Lompat ke konten Lompat ke sidebar Lompat ke footer

Blogger dengan Mental Health Issues

Di tahun 2022, aku pernah menulis tentang masalah kesehatan mental yang aku alami. Namun siapa sangka, di tahun ini aku pun masih menuliskan hal yang sama.

Salam kenal, aku adalah blogger dengan mental health issues.




Masalah kesehatan mental itu seperti masalah kesehatan fisik : sama-sama terluka dan sama-sama harus diobati. Perawatannya pun sama, harus dengan ahlinya bukan melakukan self diagnosed dengan mengandalkan artikel di internet.

Bulan lalu, ada seorang blogger yang mengirim pesan WhatsApp. Beliau mengaku baru saja menemukan dan membaca tulisanku tentang trauma psikologis. Kami sempat berbicara cukup panjang tentang hal ini.

Hal yang aku tekankan pada beliau adalah “segera ketemu sama ahlinya kalau memang kita sudah merasa tidak nyaman dengan diri sendiri.
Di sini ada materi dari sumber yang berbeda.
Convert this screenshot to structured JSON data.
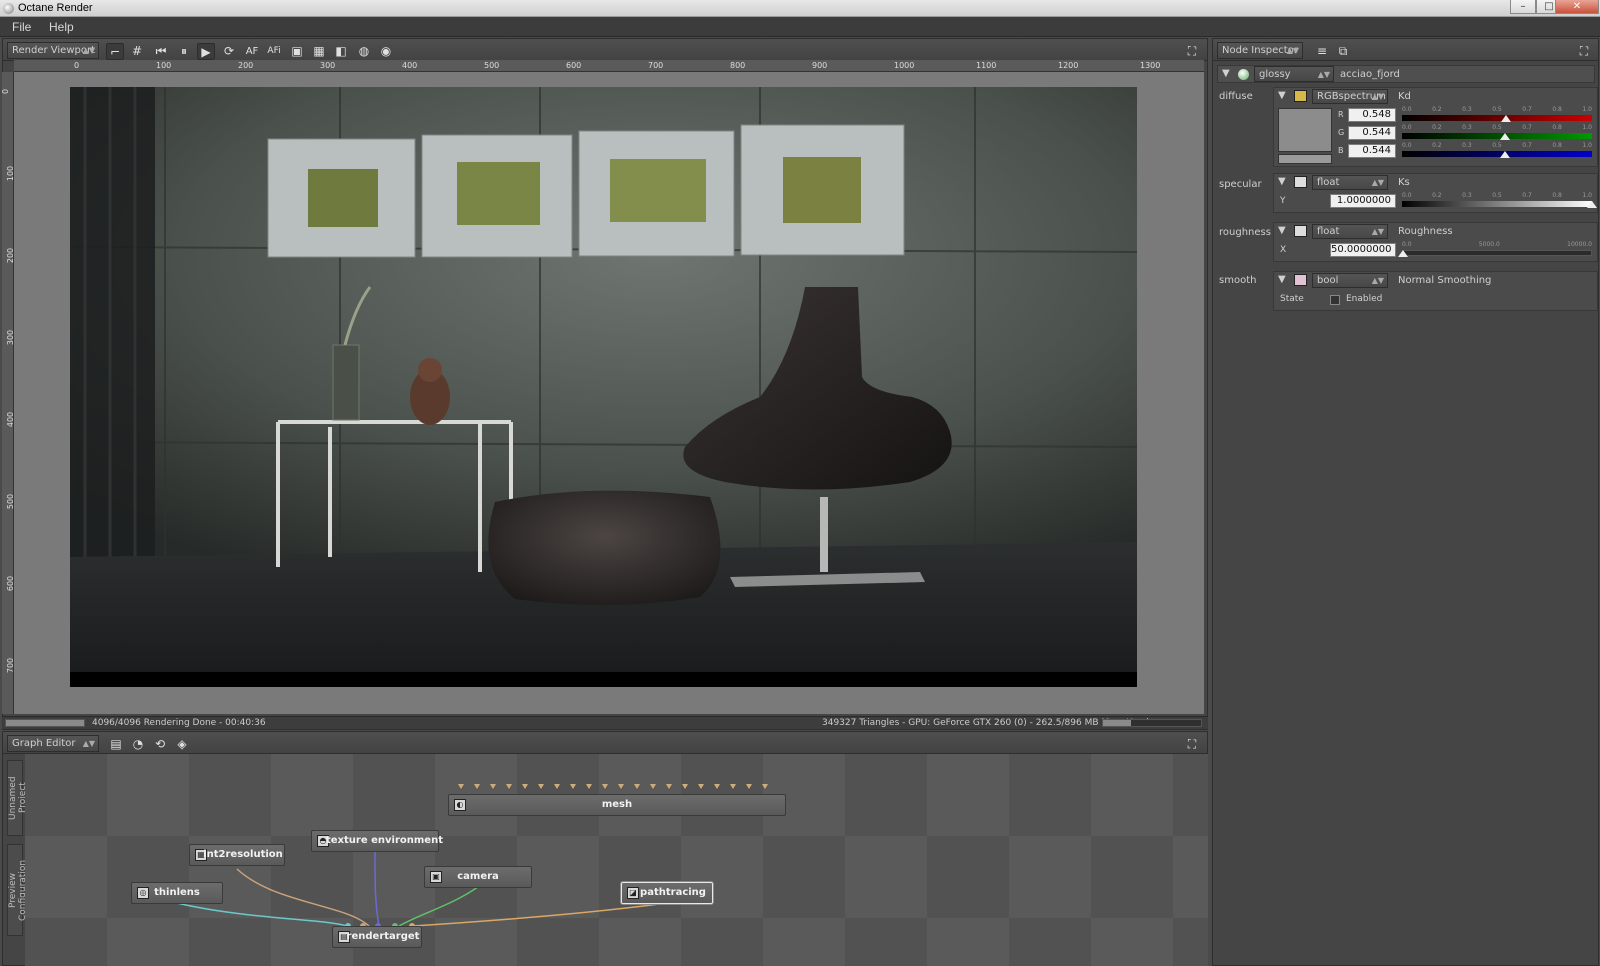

Jangan dibiarkan terlalu lama, karena bukan hanya kita yang akan terluka, tetapi orang terdekat pun juga akan merasakan imbasnya”.

Maksudku mengatakan demikian adalah mengajaknya untuk peduli pada kesehatan mental diri sendiri, tidak melakukan self diagnosed dan bertekad untuk menyembuhkannya.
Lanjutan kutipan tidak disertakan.